The legislation as it now stands gives no detail on how existing protections should apply, and offers no additional protections for new services that emerge in this fast-moving area of business and technology.

Search engines, content aggregators and hyperlinks all fall outside the legislation’s protections, said McIntyre.

Discussion sites like Boards.ie, where thousands of members post links, images and often strong opinions, are constantly under pressure from Irish defamation and copyright laws, said Boards.ie communications manager Darragh Doyle.

McIntyre said that due to uncertainties in Irish law, intermediaries such as discussion board operators “have to err on the side of caution” but noted that Irish law “also leaves intermediaries unclear on what they should do”.

Irish law gives grounds for taking action against intermediaries who fail to remove offending material they know has been posted.
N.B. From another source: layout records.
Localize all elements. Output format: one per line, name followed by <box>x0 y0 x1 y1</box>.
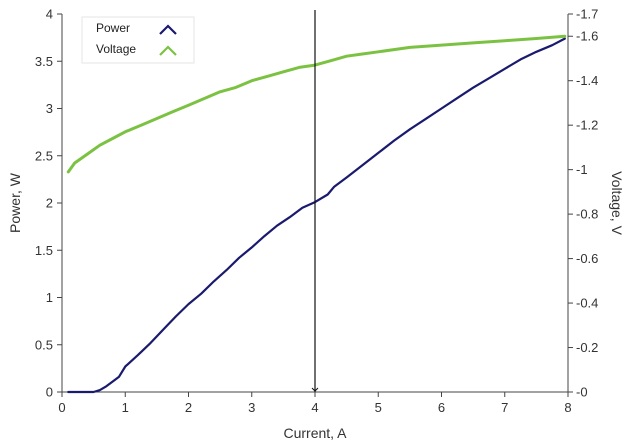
right-tick-label: -0.2 <box>576 340 598 355</box>
x-tick-label: 2 <box>185 400 192 415</box>
legend-swatch-voltage <box>159 45 177 56</box>
x-tick-label: 8 <box>564 400 571 415</box>
left-tick-label: 2.5 <box>35 148 53 163</box>
legend-swatch-power <box>159 24 177 35</box>
cursor-layer[interactable] <box>311 10 319 392</box>
series-line-power <box>67 37 566 394</box>
legend-label-power: Power <box>96 21 130 35</box>
right-tick-label: -1 <box>576 162 588 177</box>
left-tick-label: 3.5 <box>35 54 53 69</box>
cursor-handle-icon[interactable] <box>311 387 319 392</box>
right-tick-label: -0 <box>576 385 588 400</box>
series-line-voltage <box>66 34 567 174</box>
left-tick-label: 1.5 <box>35 243 53 258</box>
right-tick-label: -0.4 <box>576 296 598 311</box>
x-axis-ticks: 0 1 2 3 4 5 6 7 8 <box>58 392 572 415</box>
right-axis-ticks: -0 -0.2 -0.4 -0.6 -0.8 -1 -1.2 -1.4 -1.6 -1.7 <box>568 7 598 400</box>
left-axis-title: Power, W <box>7 172 23 233</box>
right-tick-label: -1.4 <box>576 73 598 88</box>
legend-label-voltage: Voltage <box>96 42 136 56</box>
left-tick-label: 0 <box>46 385 53 400</box>
right-axis-title: Voltage, V <box>609 171 624 235</box>
left-tick-label: 3 <box>46 101 53 116</box>
left-axis-ticks: 0 0.5 1 1.5 2 2.5 3 3.5 4 <box>35 7 62 400</box>
x-tick-label: 3 <box>248 400 255 415</box>
left-tick-label: 2 <box>46 196 53 211</box>
x-tick-label: 0 <box>58 400 65 415</box>
left-tick-label: 4 <box>46 7 53 22</box>
right-tick-label: -1.2 <box>576 118 598 133</box>
x-tick-label: 5 <box>375 400 382 415</box>
x-tick-label: 7 <box>501 400 508 415</box>
right-tick-label: -0.6 <box>576 251 598 266</box>
x-axis-title: Current, A <box>283 425 347 441</box>
x-tick-label: 6 <box>438 400 445 415</box>
right-tick-label: -0.8 <box>576 207 598 222</box>
series-layer <box>66 34 567 394</box>
legend[interactable]: Power Voltage <box>81 16 195 64</box>
x-tick-label: 4 <box>311 400 318 415</box>
right-tick-label: -1.7 <box>576 7 598 22</box>
left-tick-label: 1 <box>46 290 53 305</box>
left-tick-label: 0.5 <box>35 337 53 352</box>
x-tick-label: 1 <box>122 400 129 415</box>
right-tick-label: -1.6 <box>576 29 598 44</box>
In practice, this means that those who are well-intentioned and try to moderate site content are more liable than those who leave their sites an unsupervised free-for-all, he said.

Defamation law in Ireland is too “print-centric”, he said, leaving online intermediaries in a grey area of applicability.

These ambiguous and often more punishing legal frameworks will chase away intermediary services from Ireland, McIntyre said, even though they are often at the leading edge of emerging internet business sectors and employment growth.

Companies like TripAdvisor “are businesses that I think couldn’t establish in Ireland without being exposed to crippling defamation orders”, he said.

Niall O’Riordan, Google’s head of public policy and government affairs and its senior legal counsel in Europe, told the seminar: “If we want to be a digital hub, we really need to consider whether our laws are fit for purpose.”

Copyright law needs to be flexible enough so that it doesn’t need to be reformed each time a new technology or online service becomes popular, he said.

He noted that “no policymaker, however brilliant, could have predicted” the quick development of services like microblogging site Twitter, video site YouTube and photo hosting service Flickr.

While Google, which owns YouTube, has come under fire for enabling copyright violations via users who post copyrighted video material or add copyrighted songs to their home-made videos, O’Riordan said Google was working to help create new markets and opportunities for copyright holders as well.

He pointed to a Chris Brown song used in a wedding video that went “viral” on YouTube with more than 60 million views. Google now enables the music publisher to add a button under such a video to purchase the song immediately. The Brown song, released over a year ago, rose to number four in the charts on Apple’s iTunes music store.

“Digital innovation doesn’t have to be something that is threatening to rights holders,” he argued. “There are win:win situations and opportunities to expand the pie.”

He said the American concept of “fair use” – allowing a small part of a work to be re-used in a new work – “is an idea whose time has come”. Israel brought in the same concept in 2008, he said, and was actively encouraging the development of all types of internet-based business.

If European law in the area doesn’t evolve, foreign direct investment could be discouraged, he said.

“We are so exposed to that sector, we would suffer disproportionally if we get punched. But there’s no reason we shouldn’t set best practice here.”

Johnny Ryan, author of A History of the Internet and the Digital Futureand senior researcher at the Institute for Irish and European Affairs, said that, with the internet, "we are dealing with a market that is so huge that nothing is beyond commoditisation".

“Do we have the legal situation to allow people to do this? No.”

McIntyre said change in Irish laws and regulations was needed “if we are to encourage these businesses to set up in Ireland”.

“The risk is that other jurisdictions are leaving us behind. They’re creating more internet-business friendly jurisdictions.”